Secara Fisika modern ini semakin mendapat pengakuan dan pijakan
bukti-bukti empiriknya, bahwa materi bisa dilenyapkan menjadi energi mengikuti rumus
terkenal Einstein E=MC2. Apalagi secara laboratorium, juga bisa dibuktikan bahwa
ketika sebuah partikel ditabrakkan dengan anti partikelnya, keduanya bakal lenyap
berubah menjadi berkas cahaya. Sebaliknya, ketika seberkas cahaya itu dilewatkan
medan inti atom dengan kekuatan tertentu, maka keduanya berubah kembali menjadi
pasangan partikel-anti partikel. Ini kita kenal sebagai reaksi annihilasi, alias reaksi pemusnahan.

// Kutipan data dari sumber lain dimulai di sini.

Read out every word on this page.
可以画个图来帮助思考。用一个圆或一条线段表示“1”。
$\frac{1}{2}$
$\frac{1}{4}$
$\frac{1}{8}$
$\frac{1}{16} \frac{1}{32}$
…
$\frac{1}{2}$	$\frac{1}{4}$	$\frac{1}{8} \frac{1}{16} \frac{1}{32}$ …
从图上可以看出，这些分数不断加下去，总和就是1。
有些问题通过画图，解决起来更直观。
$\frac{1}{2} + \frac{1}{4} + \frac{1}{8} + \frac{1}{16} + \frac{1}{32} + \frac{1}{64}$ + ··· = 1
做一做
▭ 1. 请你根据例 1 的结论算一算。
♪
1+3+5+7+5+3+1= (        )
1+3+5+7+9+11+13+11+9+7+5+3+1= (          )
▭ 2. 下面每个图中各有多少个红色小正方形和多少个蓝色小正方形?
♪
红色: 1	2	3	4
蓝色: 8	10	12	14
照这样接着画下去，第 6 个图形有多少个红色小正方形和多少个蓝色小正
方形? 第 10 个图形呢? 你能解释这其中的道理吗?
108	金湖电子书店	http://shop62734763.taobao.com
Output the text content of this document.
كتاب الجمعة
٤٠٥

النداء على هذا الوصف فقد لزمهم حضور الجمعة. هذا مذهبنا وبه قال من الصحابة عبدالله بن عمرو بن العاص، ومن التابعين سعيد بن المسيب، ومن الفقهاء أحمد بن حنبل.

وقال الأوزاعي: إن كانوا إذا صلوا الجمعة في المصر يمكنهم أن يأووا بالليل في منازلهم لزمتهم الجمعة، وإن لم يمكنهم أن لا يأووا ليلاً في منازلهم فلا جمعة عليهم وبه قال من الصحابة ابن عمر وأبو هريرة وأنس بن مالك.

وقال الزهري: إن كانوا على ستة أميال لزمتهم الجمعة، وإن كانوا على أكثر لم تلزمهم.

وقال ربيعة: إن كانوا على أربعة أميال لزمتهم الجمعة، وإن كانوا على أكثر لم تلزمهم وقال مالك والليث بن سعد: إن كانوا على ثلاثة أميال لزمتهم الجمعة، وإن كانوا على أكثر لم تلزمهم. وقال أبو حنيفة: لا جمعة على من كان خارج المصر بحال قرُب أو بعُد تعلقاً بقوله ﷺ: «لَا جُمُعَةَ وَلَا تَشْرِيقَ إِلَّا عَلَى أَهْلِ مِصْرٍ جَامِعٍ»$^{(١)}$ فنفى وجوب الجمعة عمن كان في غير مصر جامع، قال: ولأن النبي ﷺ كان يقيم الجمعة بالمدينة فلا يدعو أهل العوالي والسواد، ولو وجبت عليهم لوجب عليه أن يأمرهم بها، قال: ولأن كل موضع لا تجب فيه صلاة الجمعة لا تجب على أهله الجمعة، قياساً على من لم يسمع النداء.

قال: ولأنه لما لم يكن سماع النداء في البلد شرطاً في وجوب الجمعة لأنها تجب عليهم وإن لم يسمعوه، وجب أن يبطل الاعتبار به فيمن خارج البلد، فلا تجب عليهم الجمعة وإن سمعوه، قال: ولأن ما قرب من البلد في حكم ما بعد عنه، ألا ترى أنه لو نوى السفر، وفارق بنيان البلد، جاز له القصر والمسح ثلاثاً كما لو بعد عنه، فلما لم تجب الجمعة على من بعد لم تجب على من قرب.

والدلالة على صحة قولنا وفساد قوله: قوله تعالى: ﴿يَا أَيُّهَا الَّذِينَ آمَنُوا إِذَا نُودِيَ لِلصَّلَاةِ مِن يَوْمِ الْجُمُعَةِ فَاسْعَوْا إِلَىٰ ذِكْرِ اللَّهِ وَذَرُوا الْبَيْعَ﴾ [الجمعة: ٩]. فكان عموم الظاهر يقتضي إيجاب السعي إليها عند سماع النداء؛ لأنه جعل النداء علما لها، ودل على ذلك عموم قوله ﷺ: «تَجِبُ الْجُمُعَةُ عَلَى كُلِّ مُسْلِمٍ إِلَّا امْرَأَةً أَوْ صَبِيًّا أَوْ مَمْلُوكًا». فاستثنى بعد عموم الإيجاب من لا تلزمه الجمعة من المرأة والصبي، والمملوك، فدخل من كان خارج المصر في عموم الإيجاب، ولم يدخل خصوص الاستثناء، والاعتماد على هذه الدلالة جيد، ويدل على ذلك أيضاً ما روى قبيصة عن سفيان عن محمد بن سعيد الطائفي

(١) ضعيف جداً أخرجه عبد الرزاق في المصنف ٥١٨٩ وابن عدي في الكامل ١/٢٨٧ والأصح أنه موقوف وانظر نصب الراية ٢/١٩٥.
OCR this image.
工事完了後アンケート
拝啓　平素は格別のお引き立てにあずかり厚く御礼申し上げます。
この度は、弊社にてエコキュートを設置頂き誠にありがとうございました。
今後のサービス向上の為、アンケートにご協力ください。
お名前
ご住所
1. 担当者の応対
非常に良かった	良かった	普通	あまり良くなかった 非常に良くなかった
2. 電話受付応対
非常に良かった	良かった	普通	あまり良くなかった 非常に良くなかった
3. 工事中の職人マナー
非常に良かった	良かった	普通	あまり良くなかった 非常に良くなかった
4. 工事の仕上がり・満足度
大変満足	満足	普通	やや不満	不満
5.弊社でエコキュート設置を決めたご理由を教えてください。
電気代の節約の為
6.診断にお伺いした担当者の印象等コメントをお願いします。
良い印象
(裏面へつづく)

Dan yang sebaliknya sebagai reaksi pair-production.
Memang, bukti-bukti empirik itu baru berada pada tataran laboratorium.
Dan baru pada besaran partikel, tetapi itu sudah menjadi jalan keluar yang jauh
lebih berharga untuk memberikan
penjelasan tentang perjalanan cahaya Rasulullah dari Masjid al Haram ke Masjid al
Aqsha. Karena istilah ’buraq’ itu bermakna ’kilat’. Tetapi, orang dulu menggambarkannya
dengan ’kuda bersayap’, karena transportasi yang paling cepat waktu itu adalah kuda.
Namun, kok dirasa kurang cepat, maka ditambahi saja sayap...:) Ini khas pemikiran
abad pertengahan yang belum mengenal Fisika Modern.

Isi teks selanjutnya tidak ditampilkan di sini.